What the new cybersecurity framework means for broker business

The newly released government guidelines on cybersecurity is voluntary, but could impact cyber sales for brokers.



One year after issuing an executive order promising to defend the nation’s computer networks, the Obama administration released cybersecurity guidelines this week for utilities, banks and other industries considered crucial to US infrastructure.

The voluntary guidelines mean a reassessment of security protocol for affected businesses, but for independent agents offering cyber insurance, they represent a great way to boost policy sales.

Christine Marciano, president of Cyber Data-Risk Managers in New York, told Insurance Business in December she felt the guidelines could only help her business, which focuses exclusively on cyber insurance.

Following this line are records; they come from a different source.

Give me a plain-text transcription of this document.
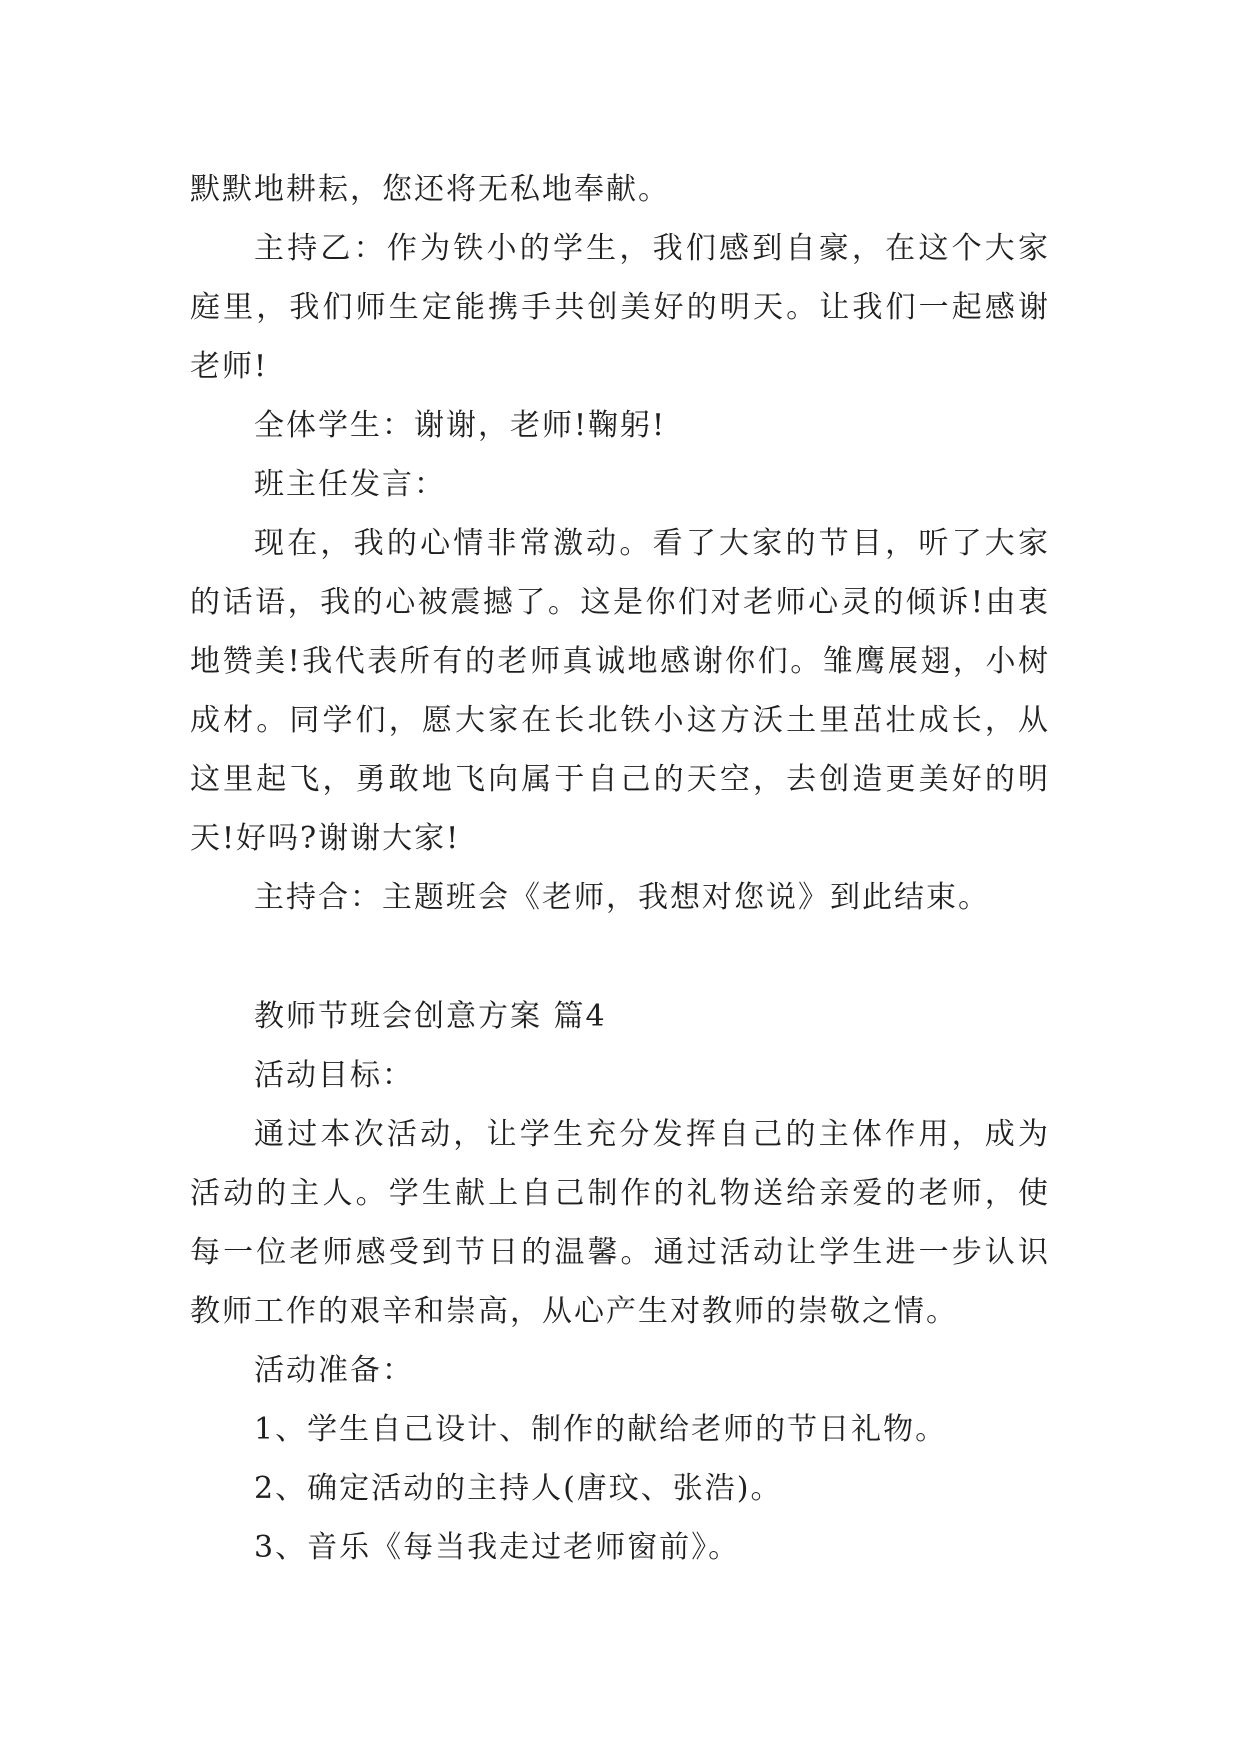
默默地耕耘，您还将无私地奉献。

主持乙：作为铁小的学生，我们感到自豪，在这个大家庭里，我们师生定能携手共创美好的明天。让我们一起感谢老师!

全体学生：谢谢，老师!鞠躬!

班主任发言：

现在，我的心情非常激动。看了大家的节目，听了大家的话语，我的心被震撼了。这是你们对老师心灵的倾诉!由衷地赞美!我代表所有的老师真诚地感谢你们。雏鹰展翅，小树成材。同学们，愿大家在长北铁小这方沃土里茁壮成长，从这里起飞，勇敢地飞向属于自己的天空，去创造更美好的明天!好吗?谢谢大家!

主持合：主题班会《老师，我想对您说》到此结束。

教师节班会创意方案 篇4

活动目标：

通过本次活动，让学生充分发挥自己的主体作用，成为活动的主人。学生献上自己制作的礼物送给亲爱的老师，使每一位老师感受到节日的温馨。通过活动让学生进一步认识教师工作的艰辛和崇高，从心产生对教师的崇敬之情。

活动准备：

1、学生自己设计、制作的献给老师的节日礼物。

2、确定活动的主持人(唐玟、张浩)。

3、音乐《每当我走过老师窗前》。
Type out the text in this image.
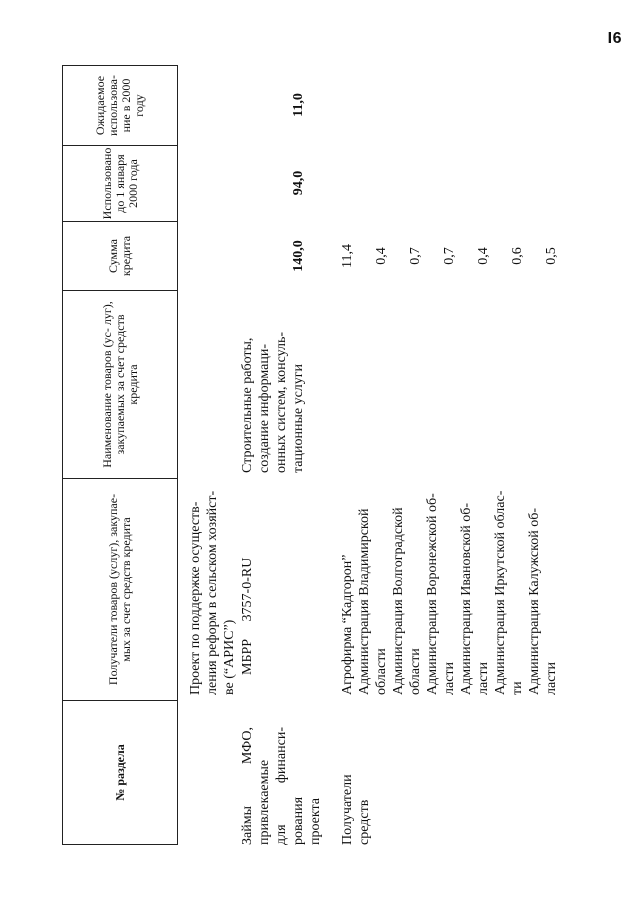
I6
№ раздела
Получатели товаров (услуг), закупае- мых за счет средств кредита
Наименование товаров (ус- луг), закупаемых за счет средств кредита
Сумма кредита
Использовано до 1 января 2000 года
Ожидаемое использова- ние в 2000 году
Займы МФО, привлекаемые для финанси- рования проекта
Проект по поддержке осуществ- ления реформ в сельском хозяйст- ве (“АРИС”) МБРР 3757-0-RU
Строительные работы, создание информаци- онных систем, консуль- тационные услуги
140,0
94,0
11,0
Получатели средств
Агрофирма “Кадгорон”
11,4
Администрация Владимирской области
0,4
Администрация Волгоградской области
0,7
Администрация Воронежской об- ласти
0,7
Администрация Ивановской об- ласти
0,4
Администрация Иркутской облас- ти
0,6
Администрация Калужской об- ласти
0,5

“[The guidelines] will be a win-win for all sides if they can get the market moving,” Marciano said. “I think it’s going to enhance and draw up our business because more people will need to be cooperating with the government. It can only drive our business with more sales coming in, especially if companies realize adopting the framework will help them in the long run.”

The new framework lays out steps companies should take to secure their computer networks against attack. Suggestions include identifying organizational systems and assets, actively monitoring their networks, and detecting cybersecurity events.

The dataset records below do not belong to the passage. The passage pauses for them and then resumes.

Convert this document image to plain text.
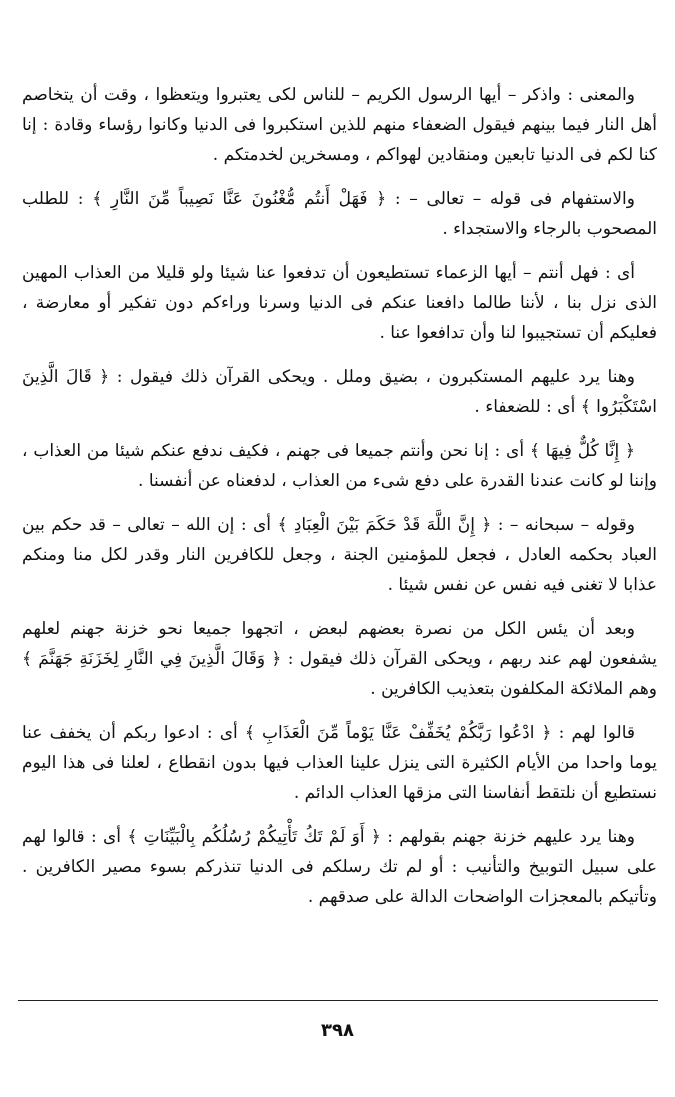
والمعنى : واذكر – أيها الرسول الكريم – للناس لكى يعتبروا ويتعظوا ، وقت أن يتخاصم أهل النار فيما بينهم فيقول الضعفاء منهم للذين استكبروا فى الدنيا وكانوا رؤساء وقادة : إنا كنا لكم فى الدنيا تابعين ومنقادين لهواكم ، ومسخرين لخدمتكم .

والاستفهام فى قوله – تعالى – : ﴿ فَهَلْ أَنتُم مُّغْنُونَ عَنَّا نَصِيباً مِّنَ النَّارِ ﴾ : للطلب المصحوب بالرجاء والاستجداء .

أى : فهل أنتم – أيها الزعماء تستطيعون أن تدفعوا عنا شيئا ولو قليلا من العذاب المهين الذى نزل بنا ، لأننا طالما دافعنا عنكم فى الدنيا وسرنا وراءكم دون تفكير أو معارضة ، فعليكم أن تستجيبوا لنا وأن تدافعوا عنا .

وهنا يرد عليهم المستكبرون ، بضيق وملل . ويحكى القرآن ذلك فيقول : ﴿ قَالَ الَّذِينَ اسْتَكْبَرُوا ﴾ أى : للضعفاء .

﴿ إِنَّا كُلٌّ فِيهَا ﴾ أى : إنا نحن وأنتم جميعا فى جهنم ، فكيف ندفع عنكم شيئا من العذاب ، وإننا لو كانت عندنا القدرة على دفع شىء من العذاب ، لدفعناه عن أنفسنا .

وقوله – سبحانه – : ﴿ إِنَّ اللَّهَ قَدْ حَكَمَ بَيْنَ الْعِبَادِ ﴾ أى : إن الله – تعالى – قد حكم بين العباد بحكمه العادل ، فجعل للمؤمنين الجنة ، وجعل للكافرين النار وقدر لكل منا ومنكم عذابا لا تغنى فيه نفس عن نفس شيئا .

وبعد أن يئس الكل من نصرة بعضهم لبعض ، اتجهوا جميعا نحو خزنة جهنم لعلهم يشفعون لهم عند ربهم ، ويحكى القرآن ذلك فيقول : ﴿ وَقَالَ الَّذِينَ فِي النَّارِ لِخَزَنَةِ جَهَنَّمَ ﴾ وهم الملائكة المكلفون بتعذيب الكافرين .

قالوا لهم : ﴿ ادْعُوا رَبَّكُمْ يُخَفِّفْ عَنَّا يَوْماً مِّنَ الْعَذَابِ ﴾ أى : ادعوا ربكم أن يخفف عنا يوما واحدا من الأيام الكثيرة التى ينزل علينا العذاب فيها بدون انقطاع ، لعلنا فى هذا اليوم نستطيع أن نلتقط أنفاسنا التى مزقها العذاب الدائم .

وهنا يرد عليهم خزنة جهنم بقولهم : ﴿ أَوَ لَمْ تَكُ تَأْتِيكُمْ رُسُلُكُم بِالْبَيِّنَاتِ ﴾ أى : قالوا لهم على سبيل التوبيخ والتأنيب : أو لم تك رسلكم فى الدنيا تنذركم بسوء مصير الكافرين . وتأتيكم بالمعجزات الواضحات الدالة على صدقهم .

٣٩٨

In the event of an attack, the framework issues guidelines for responding to the event and restoring the business’s capabilities to full power.

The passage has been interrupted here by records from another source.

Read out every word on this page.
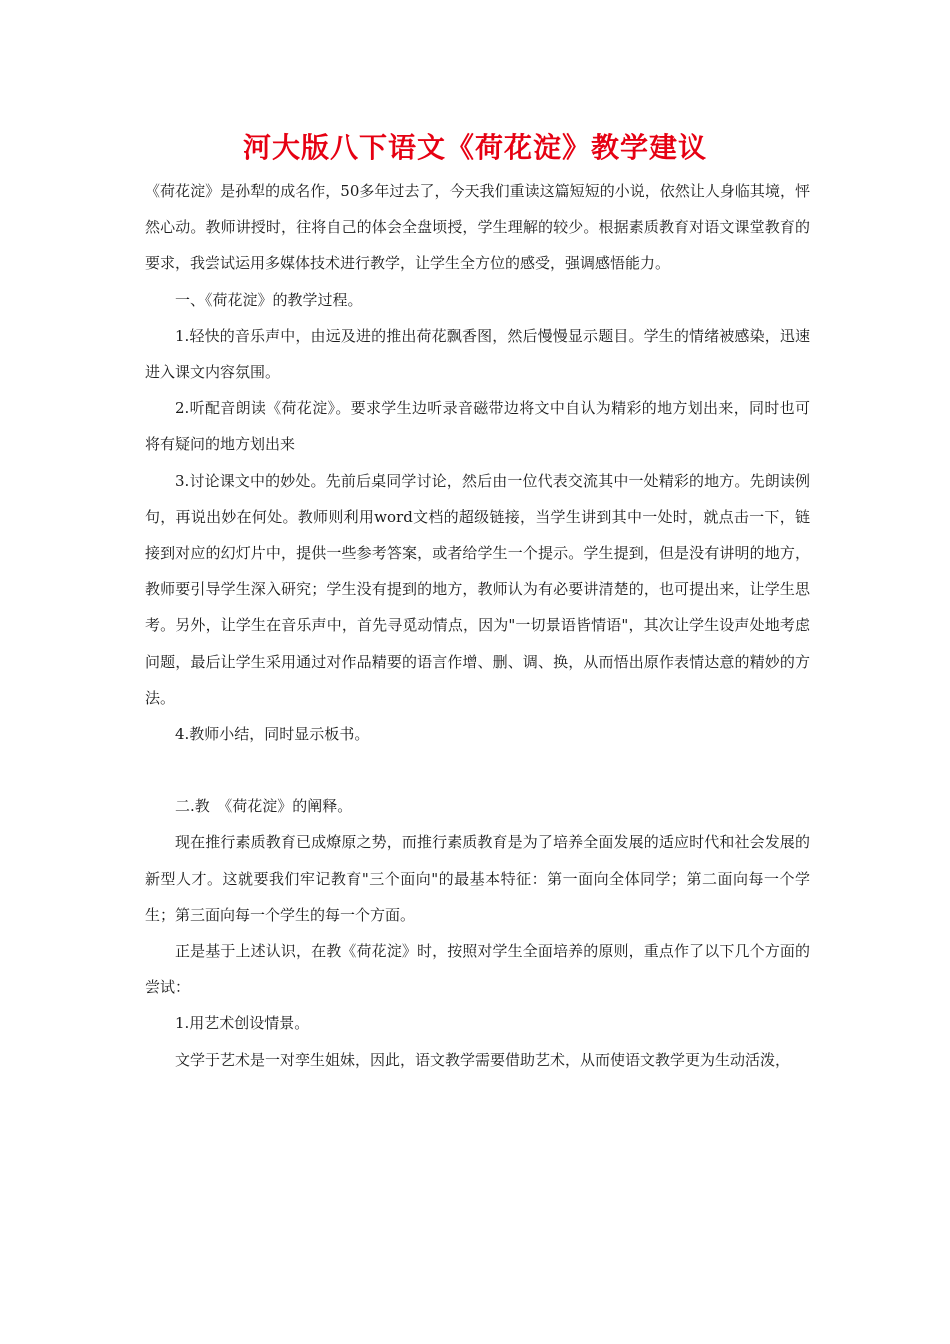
河大版八下语文《荷花淀》教学建议

《荷花淀》是孙犁的成名作，50多年过去了，今天我们重读这篇短短的小说，依然让人身临其境，怦然心动。教师讲授时，往将自己的体会全盘顷授，学生理解的较少。根据素质教育对语文课堂教育的要求，我尝试运用多媒体技术进行教学，让学生全方位的感受，强调感悟能力。

一、《荷花淀》的教学过程。

1.轻快的音乐声中，由远及进的推出荷花飘香图，然后慢慢显示题目。学生的情绪被感染，迅速进入课文内容氛围。

2.听配音朗读《荷花淀》。要求学生边听录音磁带边将文中自认为精彩的地方划出来，同时也可将有疑问的地方划出来

3.讨论课文中的妙处。先前后桌同学讨论，然后由一位代表交流其中一处精彩的地方。先朗读例句，再说出妙在何处。教师则利用word文档的超级链接，当学生讲到其中一处时，就点击一下，链接到对应的幻灯片中，提供一些参考答案，或者给学生一个提示。学生提到，但是没有讲明的地方，教师要引导学生深入研究；学生没有提到的地方，教师认为有必要讲清楚的，也可提出来，让学生思考。另外，让学生在音乐声中，首先寻觅动情点，因为"一切景语皆情语"，其次让学生设声处地考虑问题，最后让学生采用通过对作品精要的语言作增、删、调、换，从而悟出原作表情达意的精妙的方法。

4.教师小结，同时显示板书。

二.教　《荷花淀》的阐释。

现在推行素质教育已成燎原之势，而推行素质教育是为了培养全面发展的适应时代和社会发展的新型人才。这就要我们牢记教育"三个面向"的最基本特征：第一面向全体同学；第二面向每一个学生；第三面向每一个学生的每一个方面。

正是基于上述认识，在教《荷花淀》时，按照对学生全面培养的原则，重点作了以下几个方面的尝试：

1.用艺术创设情景。

文学于艺术是一对孪生姐妹，因此，语文教学需要借助艺术，从而使语文教学更为生动活泼，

The fact that the guidelines so closely match what cyber insurance professionals have been pushing for years is great news, Marciano said.

“For a broker like myself, we focus on underwriting on all these factors,” she said. “We’re coming onto the ‘respond and recover’ factors; if a company has it, it would actually help because we already build our business around that model and we will be on the same page with everyone.”

Opponents of the framework complain that its voluntary nature offers no incentives for companies to adopt the model, but Marciano feels insurance repercussions for those not following the guidelines will soon entice most businesses to participate.

“I think it’s going to be kind of expected that critical infrastructure adopt the guidelines,” she said. “If there’s an attack and they didn’t do anything to prevent it, [insurers] might be more harsh on those enterprises.”

The framework represents a new level of government involvement in cybersecurity. Marciano herself said the industry “hasn’t seen anything like this before as far as government regulation and insurance.”